This fall, the big story is interest rates. The Bank of Canada finally gave buyers a bit of breathing room with a rate cut, and it’s like someone opened a window in a stuffy room. People who had written off homeownership are peeking back in, wondering if now might actually be their chance.
Sales ticked up in September compared to last year, and that’s not nothing. More buyers are stepping into the market, lured by slightly more affordable monthly payments. But with all that choice out there, they’re also negotiating prices down. It’s a buyer’s market in many ways, or at least a buyer’s moment, and sellers are having to adjust their expectations accordingly.
Here’s another interesting twist: while sales rose from August, new listings dipped. That might not sound like headline news, but it hints at a subtle shift in the balance of power.
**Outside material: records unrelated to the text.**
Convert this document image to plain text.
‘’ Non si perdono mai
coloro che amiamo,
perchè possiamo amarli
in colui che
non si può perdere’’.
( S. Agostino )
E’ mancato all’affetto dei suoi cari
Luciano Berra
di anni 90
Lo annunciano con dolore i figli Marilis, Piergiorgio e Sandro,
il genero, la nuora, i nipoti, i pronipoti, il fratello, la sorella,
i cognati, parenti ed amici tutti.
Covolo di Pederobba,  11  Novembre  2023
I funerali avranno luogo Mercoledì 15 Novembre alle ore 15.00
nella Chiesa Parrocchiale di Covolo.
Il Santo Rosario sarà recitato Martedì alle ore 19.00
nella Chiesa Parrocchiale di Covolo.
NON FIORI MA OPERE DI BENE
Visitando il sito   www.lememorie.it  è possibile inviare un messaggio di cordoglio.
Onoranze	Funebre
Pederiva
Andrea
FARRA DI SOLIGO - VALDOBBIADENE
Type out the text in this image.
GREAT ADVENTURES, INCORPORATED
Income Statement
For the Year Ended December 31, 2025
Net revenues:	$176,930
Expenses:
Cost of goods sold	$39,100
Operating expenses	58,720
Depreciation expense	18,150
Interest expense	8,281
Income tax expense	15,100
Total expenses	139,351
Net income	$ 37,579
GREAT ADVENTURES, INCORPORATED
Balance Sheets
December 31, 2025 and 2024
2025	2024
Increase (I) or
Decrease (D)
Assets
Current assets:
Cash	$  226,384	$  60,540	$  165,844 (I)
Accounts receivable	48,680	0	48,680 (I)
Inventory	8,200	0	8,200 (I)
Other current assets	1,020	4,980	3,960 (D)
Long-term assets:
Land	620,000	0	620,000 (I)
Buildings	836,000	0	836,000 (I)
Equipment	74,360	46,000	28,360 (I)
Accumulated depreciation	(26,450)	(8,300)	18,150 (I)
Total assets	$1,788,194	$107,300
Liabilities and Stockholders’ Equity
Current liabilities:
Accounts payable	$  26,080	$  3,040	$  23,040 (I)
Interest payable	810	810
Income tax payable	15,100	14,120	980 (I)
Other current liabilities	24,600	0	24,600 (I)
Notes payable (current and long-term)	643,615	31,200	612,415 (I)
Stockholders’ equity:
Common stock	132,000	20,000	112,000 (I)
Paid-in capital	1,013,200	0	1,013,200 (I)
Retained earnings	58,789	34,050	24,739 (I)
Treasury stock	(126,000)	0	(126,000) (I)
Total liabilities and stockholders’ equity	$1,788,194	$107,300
If fewer homes hit the market while more buyers start to circle, competition could heat up again in certain price ranges.
Prices overall are still lower than they were this time last year. For anyone hoping for a screaming hot seller’s market, that might sting. But for those who felt priced out before, it’s a welcome reality check. Lower prices plus cheaper borrowing costs could mean the difference between “someday” and “right now” for a lot of first-time buyers.
The truth is, we’re in a transitional moment. The market isn’t booming, but it’s not flatlining either. It’s shifting, slowly and maybe awkwardly, but shifting all the same. And those shifts are often where opportunity hides.